2 декабря Чехов выехал из Ялты в Москву. В это время Художественный театр уже приступил к работе над вторым актом "Вишневого сада", и Антон Павлович по приезде присутствовал на репетициях спектакля. В первый раз с тех пор, как мхатовцы играли Чехова, автор находился в Москве, и они решили воспользоваться моментом и устроить чествование любимого писателя. Чехов сопротивлялся, угрожал не прийти в театр, но режиссеры и артисты настояли.
Во время чествования писателя было сказано много теплых, искренних слов. Речь от Художественного театра произнес В.И.Немирович-Данченко: "Милый Антон Павлович! Приветствия утомили тебя, но ты должен найти утешение в том, что хотя отчасти видишь, какую беспредельную привязанность питает к тебе все русское грамотное общество. Наш театр в такой степени обязан твоему таланту, твоему нежному сердцу, твоей чистой душе, что ты по праву можешь сказать: это мой театр".
"Чехов, всегда добрый и улыбающийся, на самом юбилее не был весел, - вспоминал К.С.Станиславский. - Когда после третьего акта он, мертвенно бледный и худой, стоя на авансцене, не мог унять кашля, пока его приветствовали с адресами и подарками, у нас болезненно сжалось сердце. Из зрительного зала ему крикнули, чтобы он сел. Но Чехов нахмурился и простоял все длинное и тягучее торжество юбилея, над которым он добродушно смеялся в своих произведениях. Но и тут он не удержался от улыбки. Один из литераторов начал свою речь почти теми же словами, какими Гаев приветствует старый шкаф в первом акте: "Дорогой и многоуважаемый: (вместо слова "шкаф" литератор вставил имя Антона Павловича) - приветствуя Вас и т.д. Юбилей вышел торжественным. Сам спектакль имел средний успех, и мы осуждали себя зато, что не сумели с первого же раза показать наиболее важное, прекрасное и ценное в пьесе".
Спектакль "Вишневый сад" в постановке Станиславского и Немировича-Данченко был сыгран в театре 1209 раз и имел огромный успех. В нем ярко проявили свое дарование Книппер-Чехова - Раневская, Станиславский - Гаев, Москвин - Епиходов, Качалов - Трофимов, Леонидов - Лопахин, Артем - Фирс, Муратова - Шарлота.
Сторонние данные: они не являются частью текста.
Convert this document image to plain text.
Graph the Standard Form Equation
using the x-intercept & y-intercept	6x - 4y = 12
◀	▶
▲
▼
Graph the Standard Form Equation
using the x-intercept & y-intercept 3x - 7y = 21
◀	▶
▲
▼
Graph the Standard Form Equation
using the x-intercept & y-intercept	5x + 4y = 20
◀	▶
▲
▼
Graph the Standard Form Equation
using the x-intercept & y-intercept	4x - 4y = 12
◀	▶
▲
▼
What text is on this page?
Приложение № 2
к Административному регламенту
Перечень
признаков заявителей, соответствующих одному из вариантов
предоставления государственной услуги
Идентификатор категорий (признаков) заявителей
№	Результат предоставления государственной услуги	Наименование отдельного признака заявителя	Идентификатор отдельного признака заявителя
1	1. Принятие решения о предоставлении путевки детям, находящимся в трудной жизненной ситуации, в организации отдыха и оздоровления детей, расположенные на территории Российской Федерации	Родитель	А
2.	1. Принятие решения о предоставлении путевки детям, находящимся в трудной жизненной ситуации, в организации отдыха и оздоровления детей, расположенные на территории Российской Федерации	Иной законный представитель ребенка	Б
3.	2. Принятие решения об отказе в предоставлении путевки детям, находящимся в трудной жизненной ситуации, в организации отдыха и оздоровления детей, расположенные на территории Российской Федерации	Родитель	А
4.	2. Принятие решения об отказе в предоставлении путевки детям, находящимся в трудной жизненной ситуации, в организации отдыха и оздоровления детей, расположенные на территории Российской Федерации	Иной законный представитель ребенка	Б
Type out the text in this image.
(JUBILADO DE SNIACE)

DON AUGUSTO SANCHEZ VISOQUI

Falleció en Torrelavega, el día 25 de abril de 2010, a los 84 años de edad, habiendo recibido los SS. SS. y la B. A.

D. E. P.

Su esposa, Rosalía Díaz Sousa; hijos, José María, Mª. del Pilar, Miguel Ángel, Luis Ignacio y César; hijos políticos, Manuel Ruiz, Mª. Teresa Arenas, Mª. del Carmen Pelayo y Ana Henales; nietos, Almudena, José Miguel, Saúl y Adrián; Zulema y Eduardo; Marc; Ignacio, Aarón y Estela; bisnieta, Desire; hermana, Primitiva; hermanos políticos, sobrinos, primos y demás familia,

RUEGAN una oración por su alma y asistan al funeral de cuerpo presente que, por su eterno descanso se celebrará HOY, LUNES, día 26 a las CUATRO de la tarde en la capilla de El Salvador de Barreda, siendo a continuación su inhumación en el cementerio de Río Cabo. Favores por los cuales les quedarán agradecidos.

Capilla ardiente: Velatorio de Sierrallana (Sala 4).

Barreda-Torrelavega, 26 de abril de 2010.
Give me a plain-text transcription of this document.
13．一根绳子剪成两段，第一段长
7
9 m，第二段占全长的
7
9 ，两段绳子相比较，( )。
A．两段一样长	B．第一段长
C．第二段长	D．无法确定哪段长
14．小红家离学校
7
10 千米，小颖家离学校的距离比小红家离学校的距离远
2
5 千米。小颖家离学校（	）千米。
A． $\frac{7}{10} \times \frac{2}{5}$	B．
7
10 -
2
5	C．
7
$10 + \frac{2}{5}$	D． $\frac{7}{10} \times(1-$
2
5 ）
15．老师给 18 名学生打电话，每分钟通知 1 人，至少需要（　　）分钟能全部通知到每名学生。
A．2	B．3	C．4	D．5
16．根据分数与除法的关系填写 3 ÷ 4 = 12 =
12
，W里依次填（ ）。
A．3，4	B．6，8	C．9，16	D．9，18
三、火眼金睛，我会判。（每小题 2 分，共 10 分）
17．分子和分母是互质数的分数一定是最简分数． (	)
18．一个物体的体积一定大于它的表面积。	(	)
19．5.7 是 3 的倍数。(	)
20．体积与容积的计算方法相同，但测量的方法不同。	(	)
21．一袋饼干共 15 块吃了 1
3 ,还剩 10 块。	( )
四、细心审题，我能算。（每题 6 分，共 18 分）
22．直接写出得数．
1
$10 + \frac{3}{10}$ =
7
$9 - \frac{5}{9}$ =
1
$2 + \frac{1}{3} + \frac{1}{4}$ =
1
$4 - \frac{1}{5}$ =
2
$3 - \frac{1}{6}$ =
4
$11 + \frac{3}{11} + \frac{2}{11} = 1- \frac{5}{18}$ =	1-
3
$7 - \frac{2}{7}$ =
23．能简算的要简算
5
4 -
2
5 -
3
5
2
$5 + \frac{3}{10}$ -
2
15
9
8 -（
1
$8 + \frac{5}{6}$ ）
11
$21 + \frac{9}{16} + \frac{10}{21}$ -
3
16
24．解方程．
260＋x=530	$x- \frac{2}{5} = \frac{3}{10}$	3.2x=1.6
В ялтинском Доме-музее А.П.Чехова в кабинете писателя и сегодня хранятся подарки, преподнесенные Антону Павловичу на этом юбилее: деревянные резные ларцы старинной работы - подарок Станиславского. В своих воспоминаниях он писал, как Антон Павлович шутливо сетовал, что его завалили старинными вещами: "Я же теперь без кабинета. Там же музей, послушайте". - "А что же нужно было Вам поднести?" - поинтересовался я. "Мышеловку. У нас же мыши. Вот Коровин прислал мне удочку. Послушайте, это же чудесный подарок".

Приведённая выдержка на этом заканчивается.